Every week, I poke through the data in a new way, looking for a new pattern or a new gene, and I’m struck by the absolute independence of each cancer cell line.  The fact that two cell lines originated in the same tissue and share some morphological characteristics says very little to me about how they work. After all, cancer is a disease in which cells forget their origins and become, well… cancerous.

Unfortunately, that doesn’t bode well for research projects in breast cancer.  No matter how many variants I can filter through, at the end of the day, someone is going to have to figure out how all of the proteins in the body interact in order for us get a handle on how to interrupt cancer specific processes.  The (highly overstated) announcement of p53’s tendency to mis-fold and aggregate is just one example of these mechanisms – but only the first step in getting to understand cancer. (I also have no doubts that you can make any protein mis-fold and aggregate if you make the right changes.)  The pathway driven approach to understanding cancer is much more likely to yield tangible results than the genome based approach.

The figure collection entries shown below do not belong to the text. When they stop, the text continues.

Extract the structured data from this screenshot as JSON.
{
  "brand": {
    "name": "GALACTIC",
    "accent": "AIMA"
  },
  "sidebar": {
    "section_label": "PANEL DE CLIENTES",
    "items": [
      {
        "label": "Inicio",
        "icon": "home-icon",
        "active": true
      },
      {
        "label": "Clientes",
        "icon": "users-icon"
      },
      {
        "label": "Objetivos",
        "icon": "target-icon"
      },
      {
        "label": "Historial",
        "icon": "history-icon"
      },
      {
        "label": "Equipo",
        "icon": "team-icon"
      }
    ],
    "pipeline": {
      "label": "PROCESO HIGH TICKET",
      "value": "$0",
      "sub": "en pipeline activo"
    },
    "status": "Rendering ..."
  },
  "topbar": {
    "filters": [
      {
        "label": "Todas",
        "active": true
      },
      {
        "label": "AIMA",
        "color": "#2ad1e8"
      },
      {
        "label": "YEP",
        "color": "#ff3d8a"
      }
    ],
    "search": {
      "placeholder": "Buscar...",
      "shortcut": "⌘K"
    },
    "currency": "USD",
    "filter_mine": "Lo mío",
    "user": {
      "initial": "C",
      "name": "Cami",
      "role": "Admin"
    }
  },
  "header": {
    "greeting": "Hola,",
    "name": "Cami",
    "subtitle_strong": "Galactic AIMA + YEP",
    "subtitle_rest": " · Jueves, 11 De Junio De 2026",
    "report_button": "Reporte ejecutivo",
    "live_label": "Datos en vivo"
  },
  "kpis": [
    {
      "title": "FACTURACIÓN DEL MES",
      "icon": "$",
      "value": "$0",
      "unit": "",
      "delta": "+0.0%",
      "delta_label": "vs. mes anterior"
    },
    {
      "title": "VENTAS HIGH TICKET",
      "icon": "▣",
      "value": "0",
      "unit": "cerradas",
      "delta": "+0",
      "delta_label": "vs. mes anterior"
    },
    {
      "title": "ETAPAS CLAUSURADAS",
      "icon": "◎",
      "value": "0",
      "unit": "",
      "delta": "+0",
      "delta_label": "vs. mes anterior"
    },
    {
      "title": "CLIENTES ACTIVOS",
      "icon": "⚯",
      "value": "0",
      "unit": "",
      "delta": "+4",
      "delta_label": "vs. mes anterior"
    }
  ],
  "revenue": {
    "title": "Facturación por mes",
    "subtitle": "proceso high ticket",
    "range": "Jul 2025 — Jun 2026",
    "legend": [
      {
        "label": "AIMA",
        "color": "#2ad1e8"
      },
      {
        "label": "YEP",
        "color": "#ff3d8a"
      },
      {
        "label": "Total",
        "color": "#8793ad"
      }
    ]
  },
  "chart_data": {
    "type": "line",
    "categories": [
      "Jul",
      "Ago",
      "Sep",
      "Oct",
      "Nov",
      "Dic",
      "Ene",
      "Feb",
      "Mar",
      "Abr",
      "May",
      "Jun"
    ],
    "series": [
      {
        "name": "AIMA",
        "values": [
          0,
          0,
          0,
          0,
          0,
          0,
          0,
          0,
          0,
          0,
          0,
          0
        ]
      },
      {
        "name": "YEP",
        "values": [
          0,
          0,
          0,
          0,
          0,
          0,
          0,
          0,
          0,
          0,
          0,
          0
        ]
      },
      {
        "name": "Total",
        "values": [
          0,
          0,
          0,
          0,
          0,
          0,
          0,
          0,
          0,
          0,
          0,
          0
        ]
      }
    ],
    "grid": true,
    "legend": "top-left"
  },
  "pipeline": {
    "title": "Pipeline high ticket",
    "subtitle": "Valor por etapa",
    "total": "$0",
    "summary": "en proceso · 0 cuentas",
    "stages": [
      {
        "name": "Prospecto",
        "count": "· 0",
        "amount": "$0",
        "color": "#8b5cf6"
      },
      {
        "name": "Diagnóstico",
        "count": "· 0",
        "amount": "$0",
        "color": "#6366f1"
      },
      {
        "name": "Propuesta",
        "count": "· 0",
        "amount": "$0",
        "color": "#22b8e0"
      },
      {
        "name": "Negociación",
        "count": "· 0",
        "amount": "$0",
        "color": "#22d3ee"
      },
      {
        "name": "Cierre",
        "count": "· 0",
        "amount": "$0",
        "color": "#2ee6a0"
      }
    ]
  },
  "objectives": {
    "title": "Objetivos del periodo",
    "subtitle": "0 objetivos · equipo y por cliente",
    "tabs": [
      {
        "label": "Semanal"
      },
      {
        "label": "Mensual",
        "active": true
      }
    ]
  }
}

I’m not going to say that GWAS is dead, because it really isn’t.  It’s just not the right model for every disease – but I would say that Ellis makes a good point:

“You may find the rare breast cancer patient whose tumor has a mutation that’s more commonly found in leukemia, for example. So you might give that breast cancer patient a leukemia drug,” Ellis says.

I’d love to get my hands on the data from the 50 breast cancers, merge it with my database, and see what features those cancers do share with leukemia.  Perhaps that would shed some light on the situation.  In the end, cancer is going to be more about identifying targets than understanding its (lack of ) common genes.